La jurisprudence administrative a progressivement défini les contours du pouvoir d’appréciation des établissements. L’arrêt du Conseil d’État du 10 février 1995 (n° 147378) a posé un principe fondamental : si l’université dispose d’un pouvoir d’appréciation pour l’admission en troisième cycle, ce pouvoir n’est pas discrétionnaire et doit s’exercer dans le respect des textes et principes généraux du droit.
Les motifs légitimes de refus peuvent inclure :
- L’insuffisance du niveau académique antérieur
- L’inadéquation entre le projet de recherche et les axes de l’école doctorale
- L’absence de directeur de thèse compétent dans le domaine
- Le manque de financement pour la durée du doctorat
Toutefois, ces critères doivent être appliqués de manière objective et proportionnée. La Cour Administrative d’Appel de Paris, dans un arrêt du 7 mars 2017 (n° 15PA02809), a rappelé que le refus doit être motivé par des considérations pédagogiques ou scientifiques, et non par des motifs étrangers à l’appréciation des mérites du candidat.
L’obligation de motivation des décisions administratives, issue de la loi du 11 juillet 1979, s’applique pleinement aux refus d’inscription en doctorat. Cette obligation constitue une garantie fondamentale pour les candidats, leur permettant de comprendre les raisons du refus et d’envisager un recours si ces raisons paraissent discutables.
Les motifs discutables de refus et leur contestation
La frontière entre un refus légitime et un refus discutable d’inscription en doctorat peut s’avérer ténue. Certains motifs, bien que présentés comme objectifs, dissimulent parfois des considérations subjectives ou arbitraires qui fragilisent la décision sur le plan juridique.
Parmi les motifs fréquemment contestés figurent les appréciations vagues sur la « qualité insuffisante » du projet de recherche. La jurisprudence exige que cette évaluation repose sur des critères précis et vérifiables. Dans l’arrêt TA de Strasbourg du 14 janvier 2016 (n° 1406350), le juge a annulé un refus fondé sur une appréciation générale sans éléments concrets d’évaluation.
Les conflits d’intérêts constituent un autre terrain fertile pour les refus contestables.
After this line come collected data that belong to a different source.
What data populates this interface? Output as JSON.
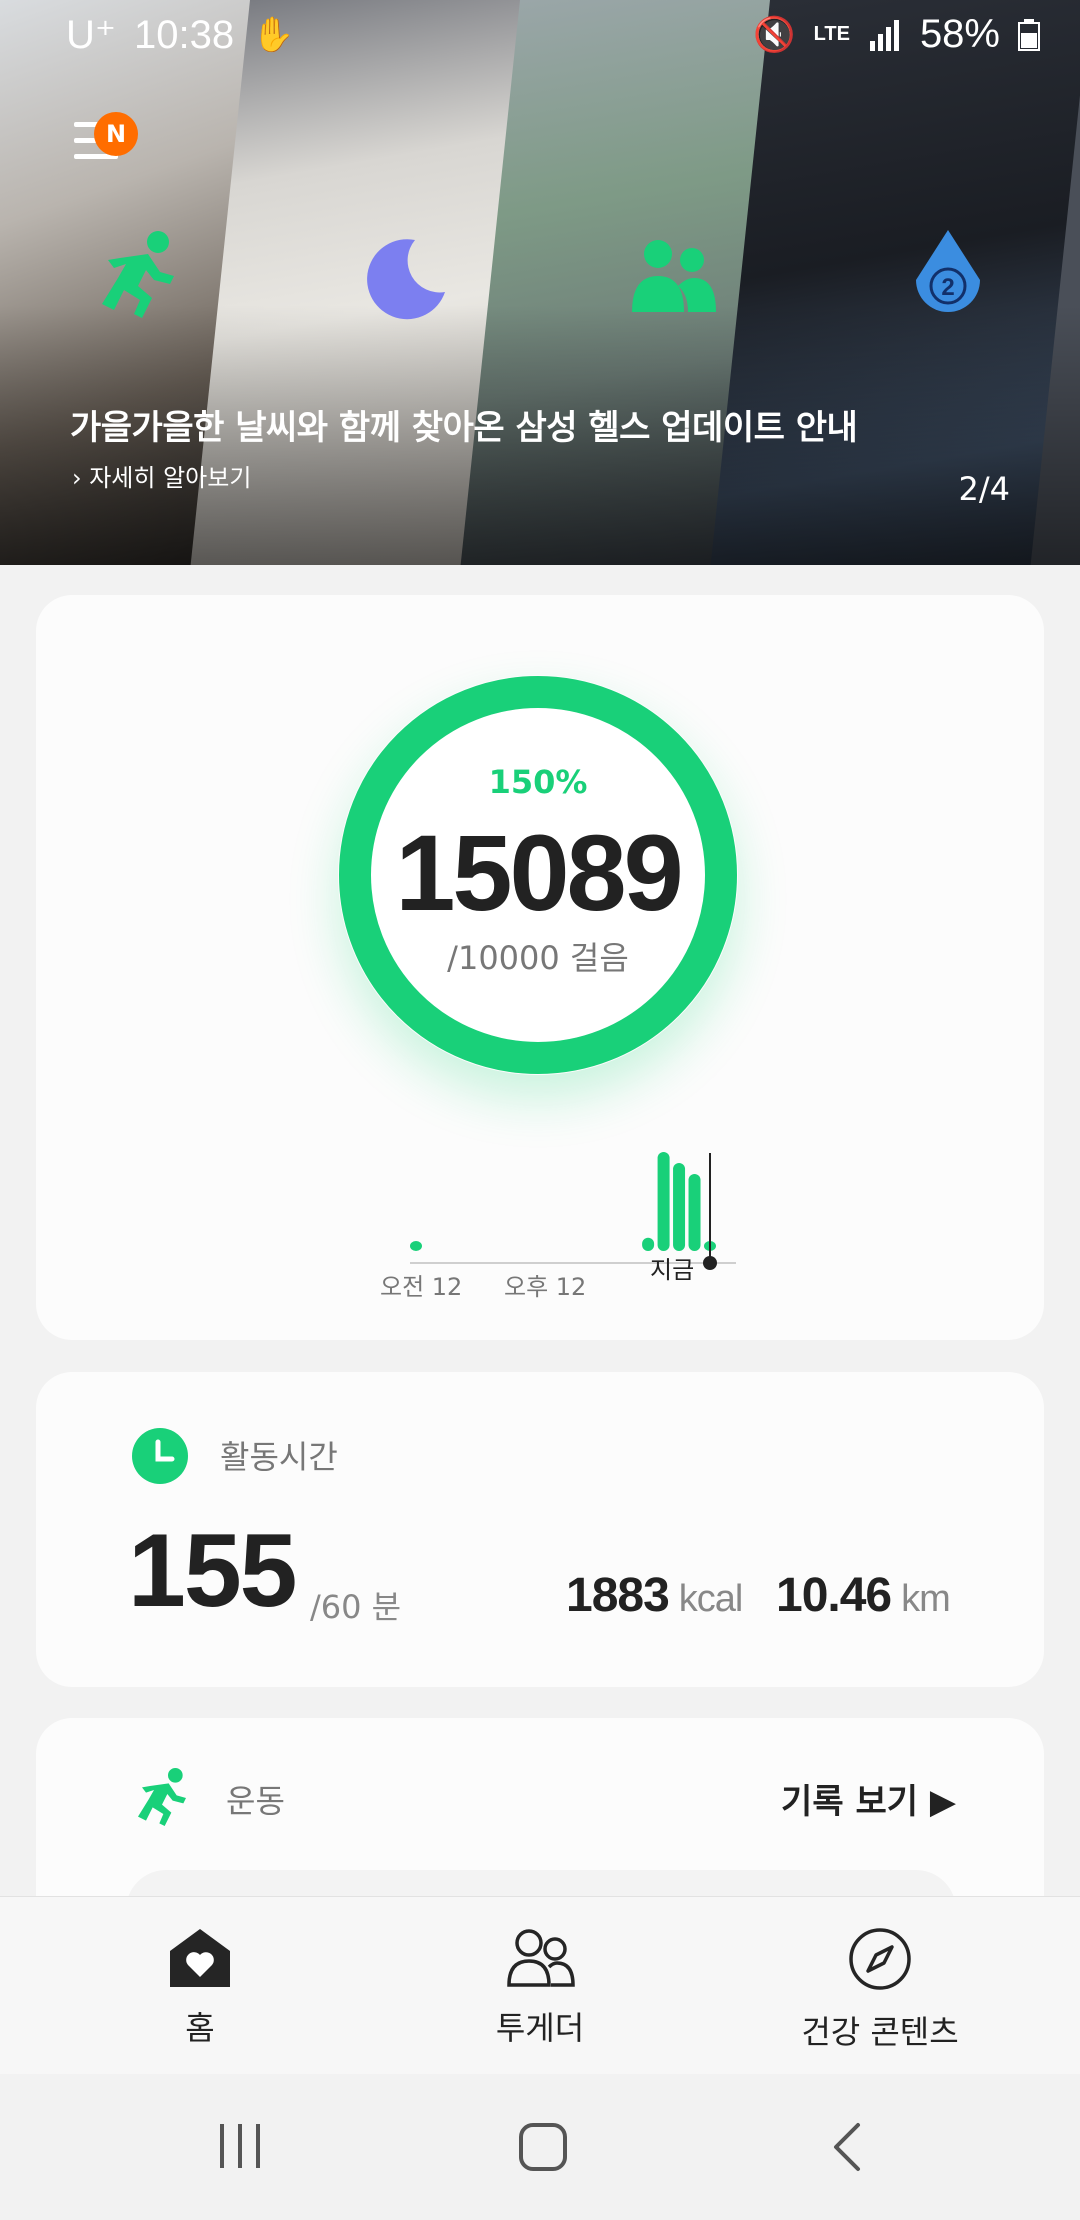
{
  "status_bar": {
    "carrier": "U⁺",
    "time": "10:38",
    "network": "LTE",
    "battery": "58%"
  },
  "hero": {
    "notification_badge": "N",
    "title": "가을가을한 날씨와 함께 찾아온 삼성 헬스 업데이트 안내",
    "link": "› 자세히 알아보기",
    "page_indicator": "2/4",
    "drop_badge": "2"
  },
  "steps": {
    "percent": "150%",
    "count": "15089",
    "goal": "/10000 걸음",
    "progress_fraction": 1.0,
    "ring_color": "#19d079",
    "hourly_bars": [
      {
        "hour": 0,
        "value": 0.08
      },
      {
        "hour": 15,
        "value": 0.12
      },
      {
        "hour": 16,
        "value": 0.9
      },
      {
        "hour": 17,
        "value": 0.8
      },
      {
        "hour": 18,
        "value": 0.7
      },
      {
        "hour": 19,
        "value": 0.08
      }
    ],
    "label_am": "오전 12",
    "label_pm": "오후 12",
    "label_now": "지금"
  },
  "active_time": {
    "title": "활동시간",
    "minutes": "155",
    "goal": "/60 분",
    "kcal_value": "1883",
    "kcal_unit": "kcal",
    "km_value": "10.46",
    "km_unit": "km"
  },
  "exercise": {
    "title": "운동",
    "view_records": "기록 보기 ▶"
  },
  "bottom_nav": {
    "home": "홈",
    "together": "투게더",
    "health_content": "건강 콘텐츠"
  },
  "colors": {
    "accent_green": "#19d079",
    "badge_orange": "#ff6d00",
    "moon_purple": "#7c7ff0",
    "drop_blue": "#3b8de0"
  }
}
Lorsqu’un directeur de thèse potentiel refuse d’encadrer un doctorant pour des raisons personnelles ou en raison d’une concurrence scientifique, le refus peut être entaché d’illégalité. Le Conseil d’État a ainsi jugé dans sa décision du 15 décembre 2010 (n° 333413) qu’un refus motivé par des considérations étrangères aux capacités académiques du candidat constituait un détournement de pouvoir.
La discrimination, qu’elle soit fondée sur l’origine, le genre ou les opinions politiques du candidat, représente un motif particulièrement grave de contestation. La loi n° 2008-496 du 27 mai 2008 prohibe toute discrimination dans l’accès à la formation, y compris doctorale. Le Défenseur des droits peut être saisi dans ces situations et dispose de pouvoirs d’investigation significatifs.
Face à un refus potentiellement discutable, plusieurs voies de contestation s’offrent au candidat :
- Le recours gracieux auprès du président de l’université ou du directeur de l’établissement
- Le recours hiérarchique auprès du recteur d’académie ou du ministre de l’Enseignement supérieur
- La saisine du médiateur académique pour tenter une résolution amiable du litige
- Le recours contentieux devant le tribunal administratif
La stratégie contentieuse doit être soigneusement élaborée. Le recours pour excès de pouvoir devant le tribunal administratif doit être introduit dans un délai de deux mois à compter de la notification du refus. L’argumentation juridique peut s’appuyer sur différents moyens : vice de forme (défaut de motivation), erreur de droit (mauvaise application des critères d’admission), erreur manifeste d’appréciation, ou détournement de pouvoir.
Le référé-suspension peut constituer une arme efficace pour le candidat, permettant de suspendre provisoirement la décision de refus dans l’attente d’un jugement au fond, à condition de démontrer l’urgence et un doute sérieux quant à la légalité de la décision.
L’analyse de la jurisprudence : évolutions et tendances
L’examen de la jurisprudence relative aux refus d’inscription en doctorat révèle une évolution progressive vers un contrôle juridictionnel plus approfondi. Cette tendance reflète la reconnaissance croissante du droit à la formation doctorale comme composante du droit à l’éducation.
La décision fondatrice du Conseil d’État du 28 septembre 1998 (n° 159236, Université Paris VI) a établi que les décisions d’admission en troisième cycle universitaire constituaient des actes administratifs susceptibles de recours. Cette jurisprudence a ouvert la voie à un contentieux plus structuré, permettant aux candidats éconduits de faire valoir leurs droits.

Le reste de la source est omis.